The state of minorities in the country seemed bleaker than the state of the union on Thursday. Minority rights took up a major chunk of the National Assembly proceedings as Pakistan Peoples Party (PPP) MNA Dr Azra Fazl made startling revelations about how Hindu girls were being forcibly held in various madrassas in Sindh, only to be forced to marry into Islam upon their release.
The PPP MNA made the shocking revelations while discussing the case of Faryal Shah (Rinkle Kumari), who was allegedly abducted and later forced to marry and convert to Islam in Sindh, earlier this month. Speaking on the point of order, the PPP leader pleaded to fellow parliamentarians to enact legislation to protect minority rights and end forced conversions.
“Minorities are being forced to leave Pakistan — their daughters should enjoy same respect as ours do.”
Fazl, who is also the sister of President Asif Ali Zardari, highlighted the issue in Parliament coincidently after the president himself received a sharply worded letter from California Congressman Brad Sherman regarding the Faryal Shah case. The congressman urged the president to ensure the safe return of Faryal to her family as reports had pointed out that she had been abducted with the help of a PPP lawmaker.

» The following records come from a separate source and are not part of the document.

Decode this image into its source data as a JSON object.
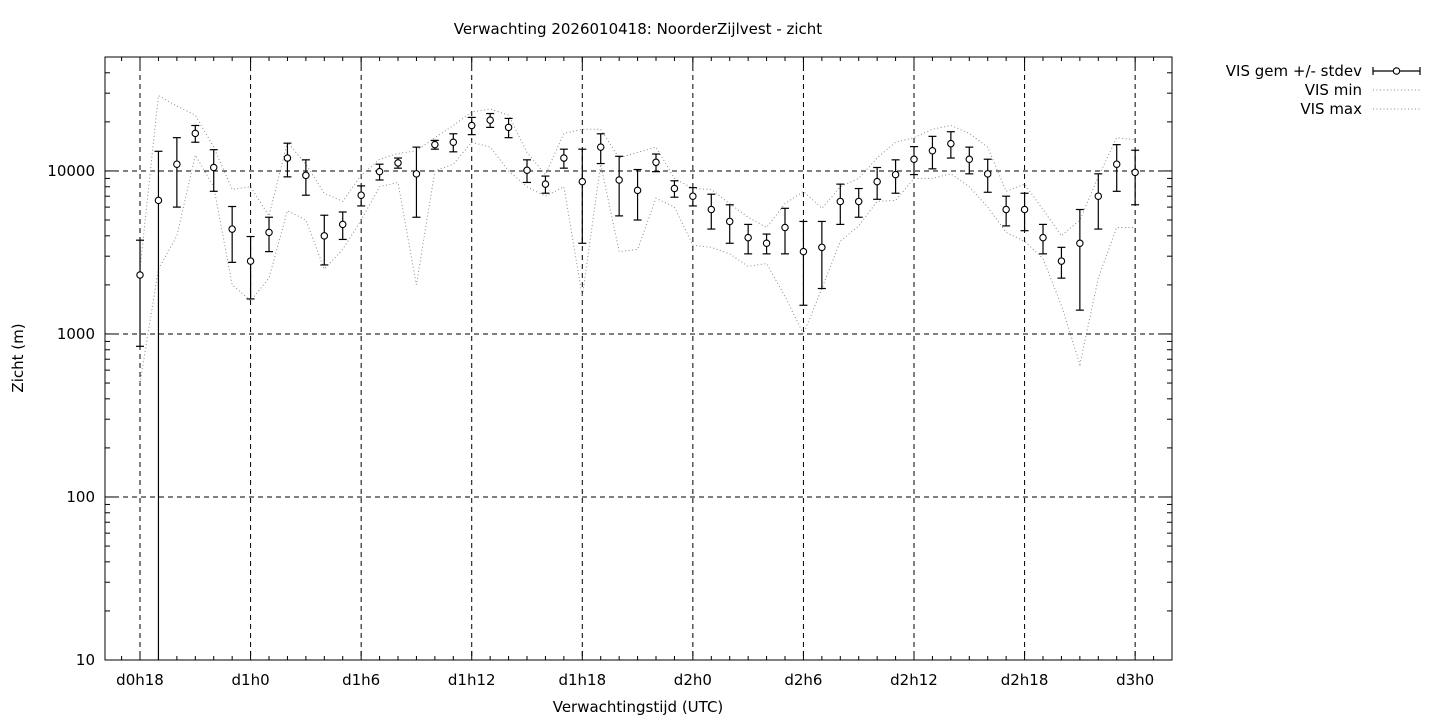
{
  "chart_data": {
    "type": "line",
    "title": "Verwachting 2026010418: NoorderZijlvest - zicht",
    "xlabel": "Verwachtingstijd (UTC)",
    "ylabel": "Zicht (m)",
    "y_scale": "log",
    "ylim": [
      10,
      50000
    ],
    "xlim_hours": [
      16.1,
      74.0
    ],
    "x_ticks": [
      {
        "label": "d0h18",
        "hour": 18
      },
      {
        "label": "d1h0",
        "hour": 24
      },
      {
        "label": "d1h6",
        "hour": 30
      },
      {
        "label": "d1h12",
        "hour": 36
      },
      {
        "label": "d1h18",
        "hour": 42
      },
      {
        "label": "d2h0",
        "hour": 48
      },
      {
        "label": "d2h6",
        "hour": 54
      },
      {
        "label": "d2h12",
        "hour": 60
      },
      {
        "label": "d2h18",
        "hour": 66
      },
      {
        "label": "d3h0",
        "hour": 72
      }
    ],
    "y_ticks": [
      {
        "label": "10",
        "value": 10
      },
      {
        "label": "100",
        "value": 100
      },
      {
        "label": "1000",
        "value": 1000
      },
      {
        "label": "10000",
        "value": 10000
      }
    ],
    "grid": "dashed at labeled ticks",
    "legend_position": "outside-top-right",
    "x_hours": [
      18,
      19,
      20,
      21,
      22,
      23,
      24,
      25,
      26,
      27,
      28,
      29,
      30,
      31,
      32,
      33,
      34,
      35,
      36,
      37,
      38,
      39,
      40,
      41,
      42,
      43,
      44,
      45,
      46,
      47,
      48,
      49,
      50,
      51,
      52,
      53,
      54,
      55,
      56,
      57,
      58,
      59,
      60,
      61,
      62,
      63,
      64,
      65,
      66,
      67,
      68,
      69,
      70,
      71,
      72
    ],
    "series": [
      {
        "name": "VIS gem +/- stdev",
        "style": "points-errorbars",
        "mean": [
          2300,
          6600,
          11000,
          17000,
          10500,
          4400,
          2800,
          4200,
          12000,
          9400,
          4000,
          4700,
          7100,
          9900,
          11200,
          9600,
          14500,
          15000,
          19000,
          20500,
          18500,
          10100,
          8300,
          12000,
          8600,
          14000,
          8800,
          7600,
          11300,
          7800,
          7000,
          5800,
          4900,
          3900,
          3600,
          4500,
          3200,
          3400,
          6500,
          6500,
          8600,
          9500,
          11800,
          13300,
          14700,
          11800,
          9600,
          5800,
          5800,
          3900,
          2800,
          3600,
          7000,
          11000,
          9800
        ],
        "stdev": [
          1460,
          6600,
          5000,
          2000,
          3000,
          1650,
          1160,
          1000,
          2800,
          2300,
          1350,
          900,
          1000,
          1100,
          800,
          4400,
          900,
          1900,
          2300,
          2000,
          2500,
          1600,
          1000,
          1600,
          5000,
          2900,
          3500,
          2600,
          1400,
          900,
          900,
          1400,
          1300,
          800,
          500,
          1400,
          1700,
          1500,
          1800,
          1300,
          1900,
          2200,
          2300,
          3000,
          2700,
          2200,
          2200,
          1200,
          1500,
          800,
          600,
          2200,
          2600,
          3500,
          3600
        ]
      },
      {
        "name": "VIS min",
        "style": "dotted",
        "values": [
          500,
          2500,
          4000,
          12500,
          8000,
          2000,
          1600,
          2200,
          5700,
          5000,
          2500,
          3300,
          5000,
          8000,
          8500,
          2000,
          10000,
          11000,
          15000,
          14000,
          10000,
          8000,
          7000,
          8000,
          1700,
          11000,
          3200,
          3300,
          6800,
          6000,
          3500,
          3400,
          3100,
          2600,
          2700,
          1700,
          1000,
          1900,
          3700,
          4600,
          6500,
          6600,
          9000,
          9000,
          9600,
          8000,
          6000,
          4200,
          3700,
          2900,
          1500,
          650,
          2200,
          4500,
          4500
        ]
      },
      {
        "name": "VIS max",
        "style": "dotted",
        "values": [
          2500,
          29000,
          25000,
          22000,
          14000,
          7700,
          8000,
          5300,
          15000,
          11000,
          7300,
          6500,
          9400,
          11800,
          12800,
          13300,
          16000,
          19000,
          23000,
          24000,
          22000,
          13000,
          9500,
          17000,
          18000,
          18000,
          12000,
          13000,
          14000,
          9000,
          7800,
          7700,
          6300,
          5200,
          4500,
          6300,
          7500,
          5900,
          8000,
          9000,
          12000,
          15000,
          16000,
          18000,
          19000,
          17000,
          14000,
          7500,
          8300,
          5800,
          4000,
          5000,
          9200,
          16000,
          15500
        ]
      }
    ]
  }
}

The PPP leader picked an opportune moment to take up the cause of minorities in Pakistan as a non-governmental organisation also revealed that over 568 FIRs for forced marriages had been lodged last year in 40 districts of Pakistan with a majority of the cases filed in Sindh. According to a report compiled by the Free and Fair Election Network (Fafen), around 255 FIRs for assault or rape had been registered in 35 districts; another 173 for rape in 40 districts and 60 for offences related to marriage filed in nine districts.

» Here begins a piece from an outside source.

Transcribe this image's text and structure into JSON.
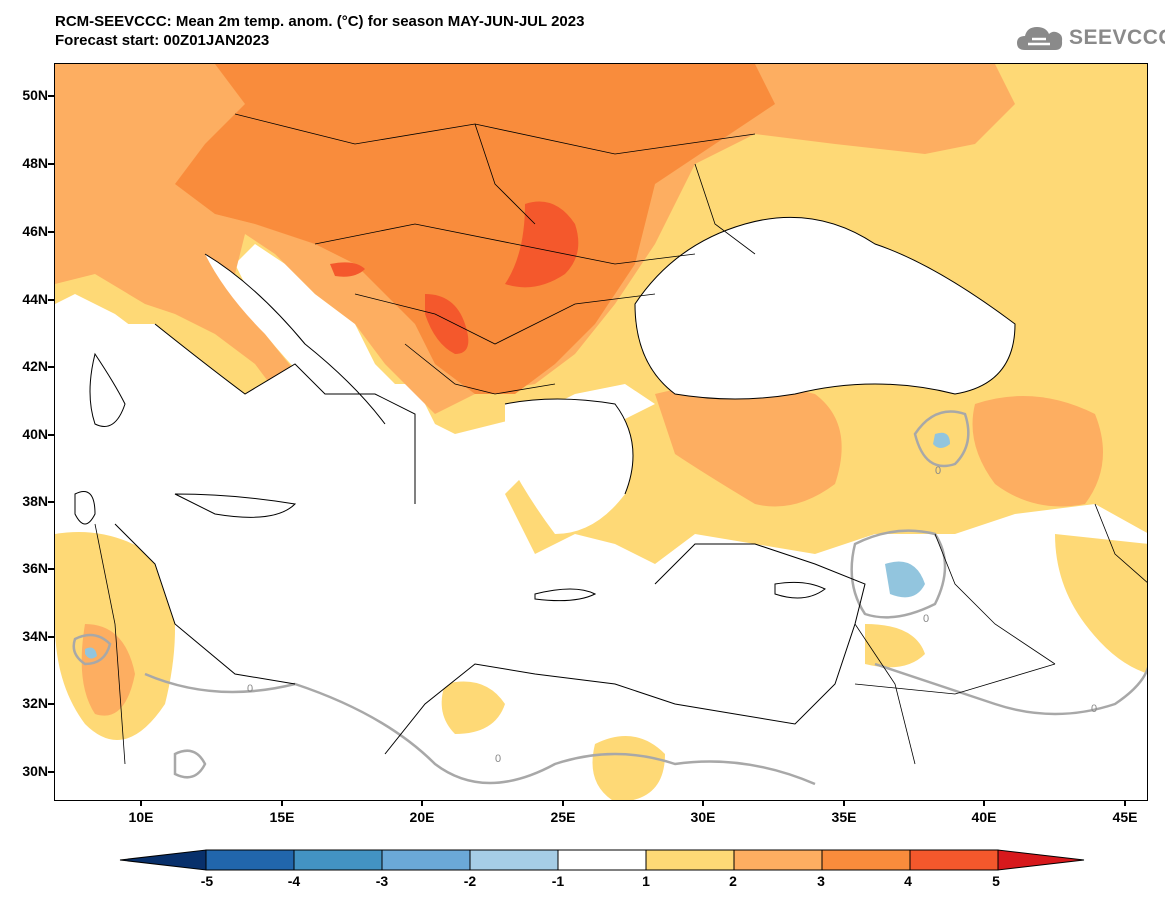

Nafeesa Shah, another PPP MNA from Sindh, also endorsed her colleague’s push for minority rights, adding that the Parliament should introduce legislation on forced conversions. Non-Muslims were being forced to accept Islam as reported by the media, she observed.
“Protection of the minorities should be ensured as it is enshrined in the Constitution.”
PPP MNA Mian Abdul Haq also informed the House that over 15 to 20 Hindu girls were forced to marry Muslim men and later asked to embrace Islam.
“This kind of act is stigma on our [Muslims’] face,” Haq added.
MNA Justice Fakharun Nisa stressed on the implementation of laws to solve the issue of minorities, adding that minority rights had to be protected at all cost.
Majority of the lawmakers, including minority leaders Lal Chand and Mehish Kumar, expressed concerns over the kidnappings and forced conversions of Hindu girls.
Presenting a policy statement on floor of the House, minister of state for interfaith harmony and minorities affairs, Akram Masih Gill, said that the current government had taken unprecedented steps for the uplift and empowerment of minorities, including the fixation of a 5% quota in government jobs and the declaration of August 11 as ‘Minorities Day’ while Special Assistant to the Prime Minister Shahnaz Wazir Ali said that under the 18th Amendment, four seats had been reserved for minorities in the Upper House.
Pakistan Muslim League–Nawaz (PML-N) MNA Dr Araish Kumar contributed to the debate, informing the Parliament that minorities were being forced to take up Islamic studies in schools.
“Our students are being forced to read Islamiat in government schools,” Kumar said, adding “if they refuse to study Islamic studies, they are struck off by the school administration.”
Meanwhile, in protest against the rise in extortion and target killings in Karachi, Pakistan Peoples Party’s key coalition partner — Muttahida Qaumi Movement (MQM) walked out of the National Assembly on Thursday.
The party also went as far as to announce that it may boycott the joint session of Parliament on Saturday, which is going to be addressed by President Asif Ali Zardari.
Speaking on the point of order, MQM Leader Haider Abbass Rizvi said his party may not attend the joint session of Parliament if PPP doesn’t curb extortion and street crime in Karachi.
Transgenders enrolled for elections
Minister for Law, Justice and Parliamentary Affairs Maula Bux Chandio informed the National Assembly on Thursday that a total number of 782 transgenders have been enrolled with the Election Commission of Pakistan (ECP) for the upcoming general elections.
Transgenders, for the first time, will not only be able to exercise the rights to cast their votes but also be able to contest elections, Chandio told The Express Tribune.
Published in The Express Tribune, March 16th, 2012.